Opernstudio der Staatsoper: Köstliche Grandezza
München - Eine normale Konzertkritik ist schon mit der Würdigung einer Handvoll Beteiligter gut ausgelastet. Bei diesem Konzert des Opernstudios der Bayerischen Staatsoper wirken gleich vier Sängerinnen und sechs Sänger mit, zuzüglich zweier Begleitpianisten. Da wäre es praktisch, eine Tabelle anzulegen und bei jedem Namen übersichtlich die Bewertung von Stimmschönheit, Phrasierungskunst und individueller Ausstrahlung einzutragen.
Weil das unschön nach Wettbewerb aussehen würde, dieser Abend aber im Live-Stream wie eine freundschaftliche Veranstaltung wirkte, sei stattdessen erst einmal allgemein das beachtlich hohe Niveau des Nachwuchses bescheinigt. Bei jeder der zehn Persönlichkeiten könnte man sich eine internationale Karriere vorstellen.
Sopranistin Eliza Boom kommt aus Neuseeland
Erwähnenswert, aber nicht schlimm, ist, dass keine von ihnen aus einem der deutschsprachigen Länder kommt. Den längsten Weg hat die Sopranistin Eliza Boom aus Neuseeland hinter sich, die den Csárdás aus der "Fledermaus" von Johann Strauß Sohn nicht nur mit einer Bombenstimme, die mühelos den Saal erbeben lässt, sondern auch mit köstlich divenhafter Grandezza singt.

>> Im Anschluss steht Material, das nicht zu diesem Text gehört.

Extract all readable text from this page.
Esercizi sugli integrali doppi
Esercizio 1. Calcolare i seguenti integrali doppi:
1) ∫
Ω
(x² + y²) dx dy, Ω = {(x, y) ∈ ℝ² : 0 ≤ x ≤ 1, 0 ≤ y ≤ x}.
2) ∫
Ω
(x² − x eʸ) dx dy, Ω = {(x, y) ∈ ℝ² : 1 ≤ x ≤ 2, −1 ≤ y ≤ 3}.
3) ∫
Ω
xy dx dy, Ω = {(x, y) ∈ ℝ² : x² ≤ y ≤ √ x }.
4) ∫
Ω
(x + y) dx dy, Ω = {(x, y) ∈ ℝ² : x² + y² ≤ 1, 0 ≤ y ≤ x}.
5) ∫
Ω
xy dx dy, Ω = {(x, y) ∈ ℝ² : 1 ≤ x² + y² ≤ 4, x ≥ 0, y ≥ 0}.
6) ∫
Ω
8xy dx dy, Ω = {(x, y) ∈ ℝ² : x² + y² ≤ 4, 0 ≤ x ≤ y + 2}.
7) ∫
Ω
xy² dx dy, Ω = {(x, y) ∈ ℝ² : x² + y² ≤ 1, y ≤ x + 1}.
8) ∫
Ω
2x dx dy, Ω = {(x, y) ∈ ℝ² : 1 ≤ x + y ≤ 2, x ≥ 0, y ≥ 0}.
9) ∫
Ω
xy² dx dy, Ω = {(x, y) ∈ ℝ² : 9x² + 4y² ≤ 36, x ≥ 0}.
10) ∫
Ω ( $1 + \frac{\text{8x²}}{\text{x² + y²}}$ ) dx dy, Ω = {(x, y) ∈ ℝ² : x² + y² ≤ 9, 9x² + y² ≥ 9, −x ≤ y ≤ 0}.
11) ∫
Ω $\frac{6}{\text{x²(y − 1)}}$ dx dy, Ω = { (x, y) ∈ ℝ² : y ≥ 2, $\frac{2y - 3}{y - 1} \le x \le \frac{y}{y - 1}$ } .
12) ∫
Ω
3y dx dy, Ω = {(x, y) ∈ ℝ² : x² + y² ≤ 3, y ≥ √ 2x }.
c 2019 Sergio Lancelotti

In den Ausschnitten aus "La clemenza di Tito" von Wolfgang Amadeus Mozart setzt die Britin Sarah Gilford mit ihrem milder timbrierten, leichter schwebenden Organ einen reizvollen Kontrast.
Geschmeidiges "Fledermaus"-Finale
Der Sopran von Juliana Zara wiederum ist zierlich und flutscht leicht in höchste Höhen; mit dem russisch-britischen Bariton Theodore Platt, der in seinem Gesang Fläche und Fokus ausbalanciert, spielt die Kalifornierin in dem Duett aus "Don Pasquale" von Gaetano Donizetti eine wirklich komische Szene, zu der später noch der Rumäne George Virban mit seinem scharf konturierten Tenor hinzukommt. In dem Gartenquartett aus "Faust" von Charles Gounod geben Sarah Gilford und der Kolumbianer Andres Aguledo mit seinem kraftvollen und biegsamen Tenor ein sehr hübsches Liebespaar ab, auch klanglich. Yajie Zhang aus China mit ihrem kostbar timbrierten Mezzo ist eine luxuriöse Kupplerin, während der Norweger Christian Valle als Mephistopheles mit einem schwarzen Bassbariton von imposant massiger Statur grundiert.
Alle vereinen sich am Schluss zu einem "Fledermaus"-Finale, das von dem englischen Bariton Andrew Hamilton sehr geschmeidig angestimmt wird - und dessen gute Stimmung fast vergessen macht, dass die leere Staatsoper bei den Übertragungen im Internet immer ein wenig nachhallt wie die verlassene Hotelbar in Stanley Kubricks Spukfilm "Shining".
Doch halt, das waren doch erst neun von versprochenen zehn Namen? Ja! Der amerikanische Tenor James Ley singt die diffizilen Passagen aus Mozarts "La clemenza di Tito" mit so auffallend sinnlicher Färbung, so beweglich und überhaupt so angenehm, dass ihm die prominente letzte Nennung vorbehalten sei.
Auf staatsoper.tv ist das Video für 30 Tage kostenpflichtig für 4,50 Euro abrufbar. Am kommenden Montag wird aus dem Nationaltheater um 20.15 Uhr kostenfrei eine Aufführung von Otto Schenks Inszenierung der Puccini-Oper "La Bohème" mit Jonas Kaufmann und Rachel Willis-Sørensen übertragen. Asher Fisch dirigiert das Bayerische Staatsorchester.